Since R is not an integer, we compute the Pth percentile by interpolation as follows:
-
Define IR as the integer portion of R (the number to the left of the decimal point). For this example, IR=2.
-
Define FR as the fractional portion of R. For this example, FR=0.25
-
Find the values with Rank IR and with Rank IR+1. For this example, this means the values with Rank 2 and the score with Rank 3. The values are 5 and 7.
-
Interpolate by multiplying the difference between the values by FR and add the result to the lower values. For these data, this is 0.25(7-5)+5=5.5
Therefore, the 25th percentile is 5.5:
Smooth/M=0/MPCT=(percentile) 8, sortedData // 8-point smoothing window
Print sortedData[3] // prints 5.5, the 25th percentile of all 8 values
Smoothing Window and End Effects Details
These smoothing algorithms compute the output value for a given point using each point's neighbors. Except for running-median smoothing, each algorithm combines neighboring points before and after the point being smoothed. At the start or end of a wave some points will not have enough neighbors so some method for fabricating neighbor values must be implemented. The /E flag specifies the method.
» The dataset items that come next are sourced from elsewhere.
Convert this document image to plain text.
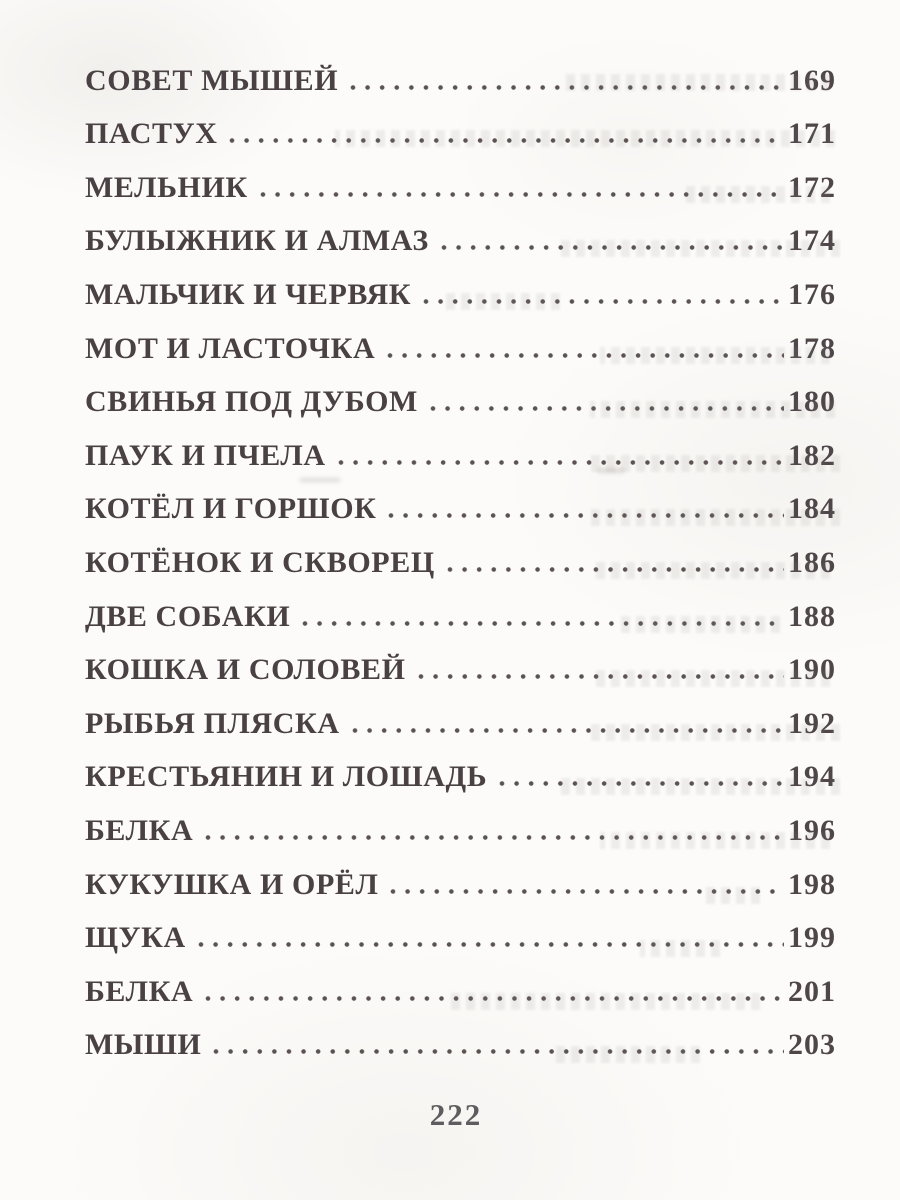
СОВЕТ МЫШЕЙ	169
ПАСТУХ	171
МЕЛЬНИК	172
БУЛЫЖНИК И АЛМАЗ	174
МАЛЬЧИК И ЧЕРВЯК	176
МОТ И ЛАСТОЧКА	178
СВИНЬЯ ПОД ДУБОМ	180
ПАУК И ПЧЕЛА	182
КОТЁЛ И ГОРШОК	184
КОТЁНОК И СКВОРЕЦ	186
ДВЕ СОБАКИ	188
КОШКА И СОЛОВЕЙ	190
РЫБЬЯ ПЛЯСКА	192
КРЕСТЬЯНИН И ЛОШАДЬ	194
БЕЛКА	196
КУКУШКА И ОРЁЛ	198
ЩУКА	199
БЕЛКА	201
МЫШИ	203
222
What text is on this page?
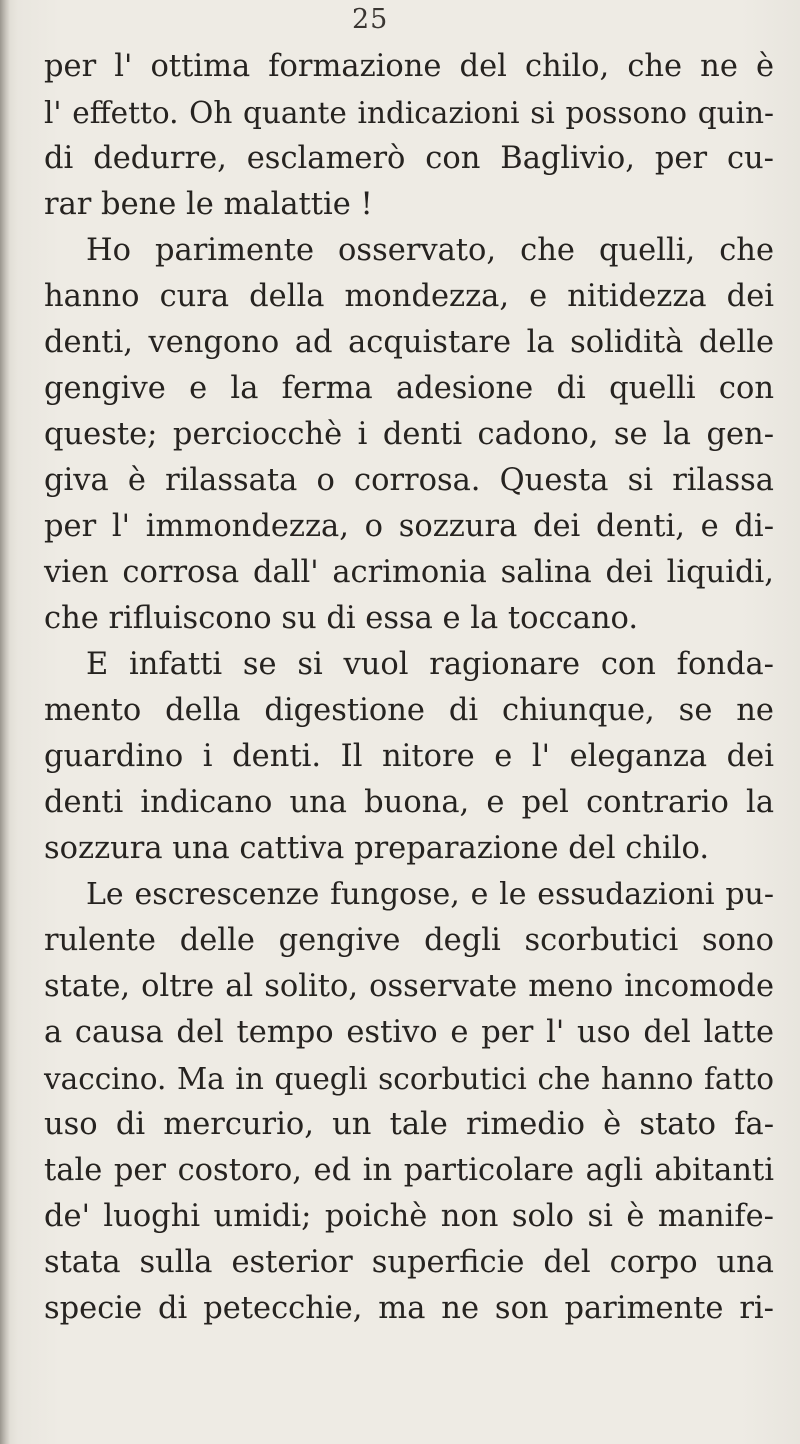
25
per l' ottima formazione del chilo, che ne è
l' effetto. Oh quante indicazioni si possono quin-
di dedurre, esclamerò con Baglivio, per cu-
rar bene le malattie !
Ho parimente osservato, che quelli, che
hanno cura della mondezza, e nitidezza dei
denti, vengono ad acquistare la solidità delle
gengive e la ferma adesione di quelli con
queste; perciocchè i denti cadono, se la gen-
giva è rilassata o corrosa. Questa si rilassa
per l' immondezza, o sozzura dei denti, e di-
vien corrosa dall' acrimonia salina dei liquidi,
che rifluiscono su di essa e la toccano.
E infatti se si vuol ragionare con fonda-
mento della digestione di chiunque, se ne
guardino i denti. Il nitore e l' eleganza dei
denti indicano una buona, e pel contrario la
sozzura una cattiva preparazione del chilo.
Le escrescenze fungose, e le essudazioni pu-
rulente delle gengive degli scorbutici sono
state, oltre al solito, osservate meno incomode
a causa del tempo estivo e per l' uso del latte
vaccino. Ma in quegli scorbutici che hanno fatto
uso di mercurio, un tale rimedio è stato fa-
tale per costoro, ed in particolare agli abitanti
de' luoghi umidi; poichè non solo si è manife-
stata sulla esterior superficie del corpo una
specie di petecchie, ma ne son parimente ri-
The running-median filter, however, ignores /E. At each end of the data fewer values are included in the median calculation, so that values "beyond" the end of data are not needed.
The first output value is the median of wave[0, floor((num -1)/2)]. For example, if num = 7, then the first output value is the median of wave[0], wave[1], wave[2], and wave[3]. Because that is an even number of points, the median is the average of the two middle values. Continuing the example, if the values were 3, 1, 7, and 5, the two middle values are 3 and 5. The computed median would be (3+5)/2 = 4.
Examples
// Box smoothing example
Make/O/N=100 wv; Display wv
wv=gnoise(1)
Smooth/B/E=3 3,wv // output[p] = average of wv[p-1], wv[p] and wv[p+1]
// /E=3 causes wv[0] = (w[0]+w[0]+w[1])/3
// and wv[n-1] = (w[n-2]+w[n-1]+w[n-1])/3
// Demonstrate the impulse response of Savitzky-Golay Smoothing
Make/O/N=100 wv
wv= p==50 // 1 at center of wave, 0 elsewhere; an impulse
SetScale/P x, 0, 1/1000, "s", wv // 1000 Hz sampling rate
Smooth/S=2 5,wv
Display wv
ModifyGraph mode=8,marker=19
FFT/MAG/DEST=fftMag wv
Display fftMag


// Replace NaN with median
Make/O/N=100 data= enoise(1)>.9 ? NaN : sin(x/8) // signal with NaNs
Duplicate/O data, dataMedian
Smooth/M=(NaN) 5, dataMedian // replace (only) NaNs with 5-point median
Display dataMedian, data; ModifyGraph rgb(data)=(0,0,65535); Legend
Binomial Smoothing References
Marchand, P., and L. Marmet, "Binomial smoothing filter: A way to avoid some pitfalls of least-squares polynomial smoothing", Revues of Scientific Instrumentation 54(8), 1034-1041, 1983.
Savitzky-Golay Smoothing References
Savitzky, A., and M.J.E. Golay, Analytical Chemistry, 36, 1627-1639, 1964.
Steiner, J., Y. Termonia, and J. Deltour, Analytical Chemistry, 44, 1906-1909, 1972.
Madden, H., Analytical Chemistry, 50, 1386-1386, 1978.
Percentile References
http://en.wikipedia.org/wiki/Percentile
http://cnx.org/content/m10805/latest/
See Also
See the MatrixConvolve, MatrixFilter, and Loess operations for true 2D smoothing operations on a 2D wave.